Minha mãe — ou como costumo chamá-la, minha genitora — me deixou com a minha nona quando eu tinha apenas dois anos. Chegou numa tarde qualquer, me colocou nos braços daquela mulher forte e simples, e disse apenas: “É tua neta.” Depois disso, desapareceu como se nunca tivesse existido.

A nona não pensou duas vezes. Mesmo vivendo um dos momentos mais difíceis da sua vida, ela me acolheu. Havia perdido seu único filho — meu pai — há apenas um ano, em um trágico acidente de carro. A dor ainda era fresca, mas, de alguma forma, ela viu em mim uma chance de respirar de novo.

Cresci ouvindo histórias sobre meu pai. Minha nona mostrava fotos antigas dele — sorrindo, brincando, jovem — e dizia que ele teria sido um pai maravilhoso. Mas, para ser honesta, não me lembro dele. Nunca o conheci. Olho as fotos, escuto as histórias, mas não me reconheço naqueles traços. Às vezes penso se carrego mais da mulher que me deixou do que daquele homem que todos diziam ser bom. É uma dúvida que guardo só pra mim.

Mas se tem uma certeza que eu carrego é o amor da minha nona. Ela me deu tudo. Amor, valores, cuidado. Trabalhou duro a vida inteira para não me deixar faltar nada — e mesmo nos dias em que faltava, ela dava um jeito. Foi ela quem me ensinou a cozinhar, a respeitar os outros, e a me levantar sozinha sempre que a vida me derrubava.

Sou um pouco estourada, confesso. Tenho a língua afiada e, muitas vezes, falo sem pensar. Quando estou nervosa, gesticulo tanto com as mãos que já derrubei mais de uma xícara de café em brigas de bar. Às vezes falo rápido demais, misturo os assuntos, atropelo as palavras. Mas isso é só um detalhe. No fundo, sou uma mulher centrada, pé no chão. Desconfiada, sim, principalmente com homens.

Nunca acreditei muito nessa história de “príncipe encantado”. Já me envolvi com alguns homens, mas sempre acabava descobrindo uma traição, uma mentira, uma decepção qualquer. Isso só reforçou o que eu já desconfiava: não preciso de um homem para ser feliz. Posso me bastar. E me basto.

Foi então que, cercada pelo universo das crianças na creche, essa vontade de ser mãe começou a crescer dentro de mim. No começo, era uma coisa leve — um pensamento aqui, outro ali. Mas, com o tempo, passou a ser um desejo real, vivo, urgente. Ver aquelas crianças todos os dias, segurar aquelas mãozinhas pequenas, ouvir aquelas vozinhas doces chamando “tia Lu”, mexeu comigo de um jeito que eu não esperava.

Mas como realizar esse sonho sem estar casada? Sem sequer ter um namorado?

Simples: produção independente.

Não foi uma decisão fácil. Pensei muito antes de contar para a minha nona. Ela, com seu jeito tradicional e coração gigante, poderia não entender.
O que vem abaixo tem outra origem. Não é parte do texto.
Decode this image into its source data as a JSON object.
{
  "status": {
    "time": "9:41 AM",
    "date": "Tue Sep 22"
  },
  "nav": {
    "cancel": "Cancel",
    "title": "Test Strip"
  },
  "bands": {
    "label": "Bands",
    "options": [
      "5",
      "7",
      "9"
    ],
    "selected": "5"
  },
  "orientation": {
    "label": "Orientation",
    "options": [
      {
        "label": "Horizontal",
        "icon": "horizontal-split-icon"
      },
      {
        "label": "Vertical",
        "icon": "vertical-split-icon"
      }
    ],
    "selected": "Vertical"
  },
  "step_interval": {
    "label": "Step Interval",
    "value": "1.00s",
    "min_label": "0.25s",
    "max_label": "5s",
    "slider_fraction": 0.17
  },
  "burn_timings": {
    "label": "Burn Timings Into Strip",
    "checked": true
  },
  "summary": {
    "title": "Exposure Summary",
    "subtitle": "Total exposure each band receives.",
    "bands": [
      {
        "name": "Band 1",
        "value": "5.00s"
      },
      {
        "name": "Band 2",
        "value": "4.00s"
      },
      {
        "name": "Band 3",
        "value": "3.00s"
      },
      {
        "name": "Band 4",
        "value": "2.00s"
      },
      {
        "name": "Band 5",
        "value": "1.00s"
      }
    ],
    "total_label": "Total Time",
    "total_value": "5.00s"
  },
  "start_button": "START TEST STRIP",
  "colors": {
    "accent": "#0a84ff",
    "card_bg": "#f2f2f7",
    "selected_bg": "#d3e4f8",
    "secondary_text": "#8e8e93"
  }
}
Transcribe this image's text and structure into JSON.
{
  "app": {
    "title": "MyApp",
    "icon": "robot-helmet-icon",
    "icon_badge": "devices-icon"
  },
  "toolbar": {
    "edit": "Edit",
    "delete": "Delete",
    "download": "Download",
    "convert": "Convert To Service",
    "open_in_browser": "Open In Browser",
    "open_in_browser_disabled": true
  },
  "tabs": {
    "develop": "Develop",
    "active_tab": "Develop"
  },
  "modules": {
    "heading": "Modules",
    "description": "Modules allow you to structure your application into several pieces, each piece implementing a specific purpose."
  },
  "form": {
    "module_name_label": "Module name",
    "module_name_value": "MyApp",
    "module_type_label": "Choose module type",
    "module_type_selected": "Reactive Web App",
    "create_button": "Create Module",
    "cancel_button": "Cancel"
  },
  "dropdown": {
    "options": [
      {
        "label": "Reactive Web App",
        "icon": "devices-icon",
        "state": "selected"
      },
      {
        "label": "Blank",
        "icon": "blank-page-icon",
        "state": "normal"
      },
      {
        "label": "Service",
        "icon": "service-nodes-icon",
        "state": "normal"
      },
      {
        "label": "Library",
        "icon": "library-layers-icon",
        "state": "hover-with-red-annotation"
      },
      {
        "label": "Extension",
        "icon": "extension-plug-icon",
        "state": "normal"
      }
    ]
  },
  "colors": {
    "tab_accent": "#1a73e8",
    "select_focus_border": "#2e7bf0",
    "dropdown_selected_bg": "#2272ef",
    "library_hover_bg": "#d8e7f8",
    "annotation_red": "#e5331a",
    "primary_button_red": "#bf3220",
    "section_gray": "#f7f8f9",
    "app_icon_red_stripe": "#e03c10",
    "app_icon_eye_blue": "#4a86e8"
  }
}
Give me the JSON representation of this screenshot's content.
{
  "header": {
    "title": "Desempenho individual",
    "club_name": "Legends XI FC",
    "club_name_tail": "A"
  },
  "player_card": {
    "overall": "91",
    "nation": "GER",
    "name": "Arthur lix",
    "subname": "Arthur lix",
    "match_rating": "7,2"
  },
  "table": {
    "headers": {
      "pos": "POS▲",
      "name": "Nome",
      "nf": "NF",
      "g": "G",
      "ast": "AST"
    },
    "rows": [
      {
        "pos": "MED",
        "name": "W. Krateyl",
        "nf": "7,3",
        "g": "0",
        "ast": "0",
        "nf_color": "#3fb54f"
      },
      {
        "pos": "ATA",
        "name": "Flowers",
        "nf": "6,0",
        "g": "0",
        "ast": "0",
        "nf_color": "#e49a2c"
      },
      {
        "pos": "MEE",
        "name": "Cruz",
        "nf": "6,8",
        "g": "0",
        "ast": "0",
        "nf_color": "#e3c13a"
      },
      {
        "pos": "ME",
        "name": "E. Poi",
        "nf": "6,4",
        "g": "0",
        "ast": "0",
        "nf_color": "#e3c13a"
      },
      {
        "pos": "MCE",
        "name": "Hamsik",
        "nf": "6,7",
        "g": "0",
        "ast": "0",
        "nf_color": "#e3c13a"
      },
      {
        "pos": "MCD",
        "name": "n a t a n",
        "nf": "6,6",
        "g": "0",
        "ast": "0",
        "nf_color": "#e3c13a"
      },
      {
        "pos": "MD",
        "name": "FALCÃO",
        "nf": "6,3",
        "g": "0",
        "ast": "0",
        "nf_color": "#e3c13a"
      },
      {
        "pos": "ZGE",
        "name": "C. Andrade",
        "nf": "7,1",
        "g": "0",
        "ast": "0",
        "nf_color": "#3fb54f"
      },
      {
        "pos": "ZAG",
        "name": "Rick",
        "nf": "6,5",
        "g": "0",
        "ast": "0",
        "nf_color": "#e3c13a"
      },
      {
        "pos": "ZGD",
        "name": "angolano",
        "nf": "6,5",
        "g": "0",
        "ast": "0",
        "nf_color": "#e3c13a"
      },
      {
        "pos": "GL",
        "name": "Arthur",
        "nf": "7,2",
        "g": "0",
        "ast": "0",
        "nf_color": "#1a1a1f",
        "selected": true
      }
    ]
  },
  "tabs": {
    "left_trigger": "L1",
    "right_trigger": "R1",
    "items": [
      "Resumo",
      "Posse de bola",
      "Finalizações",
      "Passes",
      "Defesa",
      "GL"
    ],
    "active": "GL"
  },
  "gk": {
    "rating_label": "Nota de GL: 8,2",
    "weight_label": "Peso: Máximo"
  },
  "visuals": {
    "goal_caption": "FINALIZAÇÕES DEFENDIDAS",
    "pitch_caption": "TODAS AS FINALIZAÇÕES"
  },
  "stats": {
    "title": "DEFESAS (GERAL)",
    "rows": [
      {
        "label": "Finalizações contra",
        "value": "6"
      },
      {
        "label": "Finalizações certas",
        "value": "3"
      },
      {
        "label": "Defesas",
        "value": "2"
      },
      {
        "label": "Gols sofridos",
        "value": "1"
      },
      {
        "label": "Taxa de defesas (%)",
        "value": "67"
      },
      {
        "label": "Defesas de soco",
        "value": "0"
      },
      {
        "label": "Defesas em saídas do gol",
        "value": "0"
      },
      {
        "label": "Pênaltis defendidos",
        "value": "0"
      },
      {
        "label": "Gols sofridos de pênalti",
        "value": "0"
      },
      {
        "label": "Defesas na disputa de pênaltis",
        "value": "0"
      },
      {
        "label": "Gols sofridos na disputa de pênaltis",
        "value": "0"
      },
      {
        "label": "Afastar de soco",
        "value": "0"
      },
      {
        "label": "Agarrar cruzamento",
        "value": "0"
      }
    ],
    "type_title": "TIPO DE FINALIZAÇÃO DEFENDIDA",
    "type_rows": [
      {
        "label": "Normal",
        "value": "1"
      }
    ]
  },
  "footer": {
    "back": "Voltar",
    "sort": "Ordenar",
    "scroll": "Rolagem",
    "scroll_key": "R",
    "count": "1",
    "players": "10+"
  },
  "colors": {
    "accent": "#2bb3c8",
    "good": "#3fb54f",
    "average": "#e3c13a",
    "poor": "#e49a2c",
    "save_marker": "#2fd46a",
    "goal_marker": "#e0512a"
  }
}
Mas, para minha surpresa, ela me apoiou de imediato. “Se é isso que o seu coração quer, então vai atrás, minha filha”, disse ela, segurando minhas mãos com os olhos marejados.

Desde então, começamos a guardar dinheiro. Ela voltou a fazer doces e bolos para vender na feira da praça — seus famosos cannolis e sfogliatelles sumiam das barracas em minutos. E, mesmo quando eu dizia que podia cuidar sozinha, ela me dava sempre “uns trocadinhos”, como ela mesma chamava, pra ajudar com o “fundo do bebê”, como passou a dizer com orgulho.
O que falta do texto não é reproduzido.